The Member was not satisfied that the evidence established that the Applicant experienced such a change when he was at work on 30 August 2018. The Applicant in his statement did not describe experiencing a sudden change, and the medical evidence did not support him in that respect. The Member considered that both the Applicant’s statement and the medical evidence were consistent with the definition of disease provided by Burke CCJ in Perry v Tanine Pty Ltd t/as Ermington Hotel (1998) 16 NSWCCR 253; [1998] NSWCC 14 of “a failure of an area of the body to cope with repeated stress imposed upon it”. He therefore determined that the Applicant’s injury was in the nature of a disease.
In respect of causation, Member Isaksen noted that there were several factors identified by the Applicant and the medical evidence which were not related to the Applicant’s work. These included: imprisonment, interrogation, attacks by the media and the Applicant’s allegations of racial profiling. The Member said that even if it were accepted that other factors, such as the Applicant’s arrest while at work, occurred in the course of the Applicant’s employment, the evidence did not support a finding that the Applicant’s employment was the main contributing factor to contraction of a disease injury.
The Member said that even if he was wrong about the Applicant’s injury being a disease injury, he was still not satisfied that the Applicant’s injury arose out of or in the course of his employment, or that employment was a substantial contributing factor to the injury. The Applicant had asserted that the chain of events leading to his psychological injury only occurred because he and his co-worker (who allegedly tampered with his notebook) worked for the Respondent.
The Respondent argued that the tampering of the Applicant’s notebook by a colleague and the subsequent arrest had nothing to do with the Applicant’s employment.
The Member noted that there was nothing in the evidence to reveal what the Applicant was doing in his employment as a Business Analyst which led his co-worker to allegedly frame him. He said that the fact that the two men worked at the same place was not sufficient to establish that employment was a substantial contributing factor to his injury. He said that if there was some evidence that the notebook which had been tampered with was an integral part of the Applicant’s duties, or that there was a unique working relationship between the Applicant and his co-worker which would allow a connection to be made between the work being performed by them and the injury, an argument could be made that the injury arose out of or in the course of the Applicant’s employment, and that employment was a substantial contributing factor.

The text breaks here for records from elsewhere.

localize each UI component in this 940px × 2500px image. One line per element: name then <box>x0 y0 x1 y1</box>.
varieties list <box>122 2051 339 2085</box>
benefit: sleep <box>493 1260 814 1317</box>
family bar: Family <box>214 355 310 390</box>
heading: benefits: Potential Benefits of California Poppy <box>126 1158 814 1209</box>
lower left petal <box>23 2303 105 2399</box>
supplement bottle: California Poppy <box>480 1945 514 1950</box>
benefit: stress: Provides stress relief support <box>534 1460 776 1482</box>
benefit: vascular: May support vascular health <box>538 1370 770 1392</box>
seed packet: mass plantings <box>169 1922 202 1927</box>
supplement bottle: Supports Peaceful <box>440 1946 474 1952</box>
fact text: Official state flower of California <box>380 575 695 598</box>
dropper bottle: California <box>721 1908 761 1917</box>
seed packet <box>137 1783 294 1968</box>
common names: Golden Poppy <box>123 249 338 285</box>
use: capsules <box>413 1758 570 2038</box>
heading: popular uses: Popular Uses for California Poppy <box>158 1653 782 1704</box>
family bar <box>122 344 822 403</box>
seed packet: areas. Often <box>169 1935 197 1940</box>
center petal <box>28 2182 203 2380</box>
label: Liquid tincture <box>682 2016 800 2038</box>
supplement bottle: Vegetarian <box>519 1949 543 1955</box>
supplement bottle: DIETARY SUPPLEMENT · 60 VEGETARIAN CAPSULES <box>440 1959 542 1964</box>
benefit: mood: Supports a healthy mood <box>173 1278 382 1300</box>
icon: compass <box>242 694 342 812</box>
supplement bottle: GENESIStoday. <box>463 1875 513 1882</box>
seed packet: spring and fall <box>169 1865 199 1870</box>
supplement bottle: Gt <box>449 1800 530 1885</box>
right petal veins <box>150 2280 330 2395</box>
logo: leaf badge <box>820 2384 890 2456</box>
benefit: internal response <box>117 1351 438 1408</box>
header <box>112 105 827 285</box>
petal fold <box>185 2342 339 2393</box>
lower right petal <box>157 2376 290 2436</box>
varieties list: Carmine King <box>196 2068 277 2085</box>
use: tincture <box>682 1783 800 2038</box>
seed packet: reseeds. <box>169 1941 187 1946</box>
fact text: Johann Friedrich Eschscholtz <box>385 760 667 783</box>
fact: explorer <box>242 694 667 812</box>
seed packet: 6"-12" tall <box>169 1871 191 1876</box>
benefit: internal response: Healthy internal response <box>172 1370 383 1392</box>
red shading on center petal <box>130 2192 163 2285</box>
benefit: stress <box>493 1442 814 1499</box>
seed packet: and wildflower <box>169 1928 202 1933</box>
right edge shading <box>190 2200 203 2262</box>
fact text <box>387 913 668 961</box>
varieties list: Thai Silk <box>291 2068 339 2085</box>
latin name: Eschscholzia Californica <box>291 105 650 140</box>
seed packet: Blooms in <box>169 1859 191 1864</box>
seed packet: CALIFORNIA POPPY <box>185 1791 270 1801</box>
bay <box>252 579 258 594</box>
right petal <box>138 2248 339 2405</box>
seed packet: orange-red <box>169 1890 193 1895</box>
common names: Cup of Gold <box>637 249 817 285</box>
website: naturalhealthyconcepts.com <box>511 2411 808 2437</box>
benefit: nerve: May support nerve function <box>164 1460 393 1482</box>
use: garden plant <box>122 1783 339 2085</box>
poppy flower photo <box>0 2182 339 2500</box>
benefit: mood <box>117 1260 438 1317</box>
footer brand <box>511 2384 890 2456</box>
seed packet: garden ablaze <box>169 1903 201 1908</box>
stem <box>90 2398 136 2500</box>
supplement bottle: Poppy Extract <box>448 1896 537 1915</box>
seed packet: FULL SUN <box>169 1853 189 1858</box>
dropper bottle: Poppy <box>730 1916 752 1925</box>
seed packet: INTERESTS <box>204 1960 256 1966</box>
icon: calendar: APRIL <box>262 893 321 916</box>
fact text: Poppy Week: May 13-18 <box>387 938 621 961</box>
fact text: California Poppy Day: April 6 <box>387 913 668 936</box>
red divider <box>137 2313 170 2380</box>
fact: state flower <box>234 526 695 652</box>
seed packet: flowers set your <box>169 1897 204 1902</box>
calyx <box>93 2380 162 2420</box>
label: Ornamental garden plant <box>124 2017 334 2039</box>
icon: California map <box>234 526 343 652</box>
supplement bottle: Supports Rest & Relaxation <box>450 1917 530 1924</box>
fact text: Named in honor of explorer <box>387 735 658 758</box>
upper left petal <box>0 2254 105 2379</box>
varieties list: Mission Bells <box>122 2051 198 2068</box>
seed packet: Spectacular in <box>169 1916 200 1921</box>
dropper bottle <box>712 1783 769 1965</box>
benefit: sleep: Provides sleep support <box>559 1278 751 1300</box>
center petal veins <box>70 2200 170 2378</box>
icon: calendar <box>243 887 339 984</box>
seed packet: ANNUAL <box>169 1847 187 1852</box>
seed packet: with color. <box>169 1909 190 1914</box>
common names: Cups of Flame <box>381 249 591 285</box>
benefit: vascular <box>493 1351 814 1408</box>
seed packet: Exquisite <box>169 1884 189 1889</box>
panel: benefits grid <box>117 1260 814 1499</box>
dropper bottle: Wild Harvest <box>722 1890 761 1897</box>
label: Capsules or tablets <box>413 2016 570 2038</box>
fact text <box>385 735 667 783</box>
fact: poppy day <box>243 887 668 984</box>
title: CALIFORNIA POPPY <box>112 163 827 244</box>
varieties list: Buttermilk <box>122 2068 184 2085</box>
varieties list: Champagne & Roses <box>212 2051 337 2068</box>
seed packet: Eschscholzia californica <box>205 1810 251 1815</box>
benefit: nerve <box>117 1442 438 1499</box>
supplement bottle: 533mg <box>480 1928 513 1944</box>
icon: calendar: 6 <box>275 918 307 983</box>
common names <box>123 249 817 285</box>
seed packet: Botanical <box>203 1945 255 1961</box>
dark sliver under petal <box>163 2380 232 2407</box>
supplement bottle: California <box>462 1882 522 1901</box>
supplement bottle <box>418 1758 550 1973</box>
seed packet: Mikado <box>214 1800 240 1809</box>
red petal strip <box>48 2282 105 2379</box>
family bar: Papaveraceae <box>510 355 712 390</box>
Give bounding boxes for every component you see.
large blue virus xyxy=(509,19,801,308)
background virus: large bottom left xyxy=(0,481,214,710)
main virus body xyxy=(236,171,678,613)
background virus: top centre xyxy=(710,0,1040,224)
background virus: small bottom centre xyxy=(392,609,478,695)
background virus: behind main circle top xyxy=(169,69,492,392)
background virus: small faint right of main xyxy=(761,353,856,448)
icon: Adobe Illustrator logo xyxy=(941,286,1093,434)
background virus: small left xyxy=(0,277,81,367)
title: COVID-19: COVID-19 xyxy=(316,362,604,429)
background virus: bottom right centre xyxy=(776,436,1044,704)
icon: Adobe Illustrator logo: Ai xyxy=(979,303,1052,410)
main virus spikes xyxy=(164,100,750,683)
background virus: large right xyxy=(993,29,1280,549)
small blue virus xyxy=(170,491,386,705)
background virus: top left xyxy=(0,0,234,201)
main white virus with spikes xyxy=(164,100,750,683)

Member Isaksen therefore decided in favour of the Respondent.
Implications
Where a worker has experienced a number of potentially distressing incidents, consideration of the evidence is required in order to determine whether there was a personal injury relatable to one specific event, or a disease injury relatable to a number of events. In order to establish that there was a personal injury, there will need to be evidence of a sudden physiological change at the time of the allegedly causative incident.
This case provides an example of the factors to be considered in determining whether a worker’s injury arose out of or in the course of their employment, and whether employment was a substantial contributing factor to the injury. Member Isaksen considered that there was nothing about the Applicant’s work as a Business Analyst or his working relationship with the co-worker who allegedly betrayed him which would allow a connection to be made between the work being performed by them and the injury. Neither was there any evidence that the notebook tampered with was an integral part of the Applicant’s duties.